Die periode heeft absoluut bijgedragen aan mijn muzikale vorming, maar er zijn meer factoren die een rol hebben gespeeld. Mijn ouders zijn wereldburgers en zij hebben die houding, die manier van leven, op me overgedragen. Zij lieten mijn broer en mij muziek horen uit Brazilië, Peru; alle niet-Westerse muziek die je kunt bedenken. Het was alsof het bij ons uit de radio kwam. Daarnaast hoorde ik alles van George Duke en Chick Corea, tot Mahalia Jackson. En mijn familie is zelf ook zeer muzikaal. Niemand heeft me ooit gedwongen om iets te gaan doen met muziek, het gebeurde gewoon omdat het overal om me heen was. Daarbij groeide ik op in Washington D.C., een heel internationale stad. Dat beeld bestaat niet van Washington, maar als kind al kwam ik mensen tegen uit de hele wereld. Als gevolg van al die invloeden kun je me niet in een hokje stoppen, want ik pas er niet in.

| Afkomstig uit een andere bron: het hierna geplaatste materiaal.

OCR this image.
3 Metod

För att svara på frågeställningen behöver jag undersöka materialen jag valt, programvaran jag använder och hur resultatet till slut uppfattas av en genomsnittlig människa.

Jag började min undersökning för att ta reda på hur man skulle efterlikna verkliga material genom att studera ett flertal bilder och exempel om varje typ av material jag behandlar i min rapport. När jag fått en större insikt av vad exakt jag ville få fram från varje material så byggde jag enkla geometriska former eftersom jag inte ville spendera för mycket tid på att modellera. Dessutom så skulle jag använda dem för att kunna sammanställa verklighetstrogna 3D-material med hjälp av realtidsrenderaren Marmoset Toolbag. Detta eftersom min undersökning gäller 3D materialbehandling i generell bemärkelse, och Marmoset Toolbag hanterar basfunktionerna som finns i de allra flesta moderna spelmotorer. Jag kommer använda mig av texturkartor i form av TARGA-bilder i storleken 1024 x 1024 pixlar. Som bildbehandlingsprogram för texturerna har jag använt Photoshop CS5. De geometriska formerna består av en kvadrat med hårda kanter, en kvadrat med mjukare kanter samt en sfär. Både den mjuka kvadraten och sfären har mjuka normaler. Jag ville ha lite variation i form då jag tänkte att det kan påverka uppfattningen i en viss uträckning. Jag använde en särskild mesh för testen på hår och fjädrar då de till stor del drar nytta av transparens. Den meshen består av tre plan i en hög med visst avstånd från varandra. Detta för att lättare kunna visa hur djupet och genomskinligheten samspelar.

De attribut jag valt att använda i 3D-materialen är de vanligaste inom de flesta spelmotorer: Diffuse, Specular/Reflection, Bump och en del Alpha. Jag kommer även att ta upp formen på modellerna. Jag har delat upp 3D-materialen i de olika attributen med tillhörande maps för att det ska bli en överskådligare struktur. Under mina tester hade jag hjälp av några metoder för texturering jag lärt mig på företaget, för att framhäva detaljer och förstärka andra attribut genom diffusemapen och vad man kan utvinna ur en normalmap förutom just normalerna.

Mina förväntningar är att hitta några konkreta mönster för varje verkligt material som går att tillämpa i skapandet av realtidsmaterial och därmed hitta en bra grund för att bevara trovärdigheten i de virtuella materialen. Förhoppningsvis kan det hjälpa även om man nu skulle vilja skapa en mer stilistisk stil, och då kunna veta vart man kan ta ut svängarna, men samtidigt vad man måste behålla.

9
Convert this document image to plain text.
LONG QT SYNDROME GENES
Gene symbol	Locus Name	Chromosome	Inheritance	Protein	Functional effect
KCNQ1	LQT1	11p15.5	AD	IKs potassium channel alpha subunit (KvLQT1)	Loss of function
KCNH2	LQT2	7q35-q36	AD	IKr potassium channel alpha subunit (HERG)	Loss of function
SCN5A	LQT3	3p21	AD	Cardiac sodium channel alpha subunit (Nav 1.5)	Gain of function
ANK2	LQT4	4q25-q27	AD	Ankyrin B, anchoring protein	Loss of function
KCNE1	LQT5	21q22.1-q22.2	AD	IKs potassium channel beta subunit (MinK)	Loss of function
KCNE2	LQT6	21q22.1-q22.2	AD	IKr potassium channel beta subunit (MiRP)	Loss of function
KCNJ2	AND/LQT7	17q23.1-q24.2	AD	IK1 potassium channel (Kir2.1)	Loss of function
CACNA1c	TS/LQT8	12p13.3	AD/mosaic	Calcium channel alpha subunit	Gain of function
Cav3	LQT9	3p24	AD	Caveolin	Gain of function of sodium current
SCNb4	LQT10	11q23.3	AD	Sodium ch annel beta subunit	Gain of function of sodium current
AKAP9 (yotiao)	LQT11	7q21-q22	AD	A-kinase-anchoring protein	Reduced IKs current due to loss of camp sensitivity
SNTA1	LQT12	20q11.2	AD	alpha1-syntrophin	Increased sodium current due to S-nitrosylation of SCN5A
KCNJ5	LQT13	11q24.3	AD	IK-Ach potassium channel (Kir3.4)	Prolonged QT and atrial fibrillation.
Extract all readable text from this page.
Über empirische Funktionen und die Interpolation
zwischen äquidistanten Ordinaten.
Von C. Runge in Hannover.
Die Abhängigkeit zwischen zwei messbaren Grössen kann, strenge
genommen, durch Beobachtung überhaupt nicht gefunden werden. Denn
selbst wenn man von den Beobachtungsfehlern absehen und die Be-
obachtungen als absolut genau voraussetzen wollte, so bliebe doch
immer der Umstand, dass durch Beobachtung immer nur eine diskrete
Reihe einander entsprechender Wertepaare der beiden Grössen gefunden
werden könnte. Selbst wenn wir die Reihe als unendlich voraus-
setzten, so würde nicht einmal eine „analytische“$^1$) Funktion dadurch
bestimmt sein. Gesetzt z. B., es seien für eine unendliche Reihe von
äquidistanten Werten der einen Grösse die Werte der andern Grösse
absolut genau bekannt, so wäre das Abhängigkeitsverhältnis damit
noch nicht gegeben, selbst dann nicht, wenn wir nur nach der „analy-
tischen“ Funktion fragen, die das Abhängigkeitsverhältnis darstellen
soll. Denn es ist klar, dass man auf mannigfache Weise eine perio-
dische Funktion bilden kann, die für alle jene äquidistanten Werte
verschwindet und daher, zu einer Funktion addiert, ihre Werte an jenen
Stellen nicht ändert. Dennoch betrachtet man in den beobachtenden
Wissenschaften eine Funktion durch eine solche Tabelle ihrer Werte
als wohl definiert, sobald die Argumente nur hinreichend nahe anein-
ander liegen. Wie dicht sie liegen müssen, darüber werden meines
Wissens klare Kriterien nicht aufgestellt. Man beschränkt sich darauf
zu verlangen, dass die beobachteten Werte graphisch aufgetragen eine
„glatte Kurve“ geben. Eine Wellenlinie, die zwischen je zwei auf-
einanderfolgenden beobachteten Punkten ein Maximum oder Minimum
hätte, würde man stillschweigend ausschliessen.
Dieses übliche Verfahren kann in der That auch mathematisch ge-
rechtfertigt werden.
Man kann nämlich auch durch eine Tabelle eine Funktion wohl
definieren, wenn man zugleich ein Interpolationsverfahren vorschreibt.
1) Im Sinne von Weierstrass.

Als u zichzelf zou moeten omschrijven, wat zou u dan zeggen?
Ik zou mezelf omschrijven als iemand die zeer zorgzaam, leergierig en gefocust is. Ik vind het belangrijk om te delen en ik verwacht dat ook van de mensen om me heen.
In een interview van zo’n vijf jaar geleden sprak u over uw mentoren, de mensen die u muzikaal op weg hebben geholpen, waaronder Abbey Lincoln. Bent u op dit moment zelf een mentor?
Ik ben al een mentor sinds mijn twaalfde; op dat moment startte ik een band. Daarbij heb ik jongere broertjes en zusjes, dus ik ben altijd in de positie geweest dat ik anderen help en mijn ervaring en kennis deel. Daarnaast heb ik de taak om de muziek van anderen door te geven. Abbey Lincoln heeft me gevraagd haar muziek te blijven spelen, zodat het blijft voortbestaan. Ook ben ik betrokken bij muziekprogramma’s ter nagedachtenis aan Betty Carter, en heb ik op die manier de laatste jaren 48 van de grootste jonge muzikale talenten mogen ontmoeten. Ik ben dus zelf in de loop van de tijd op verschillende manieren een mentor geweest.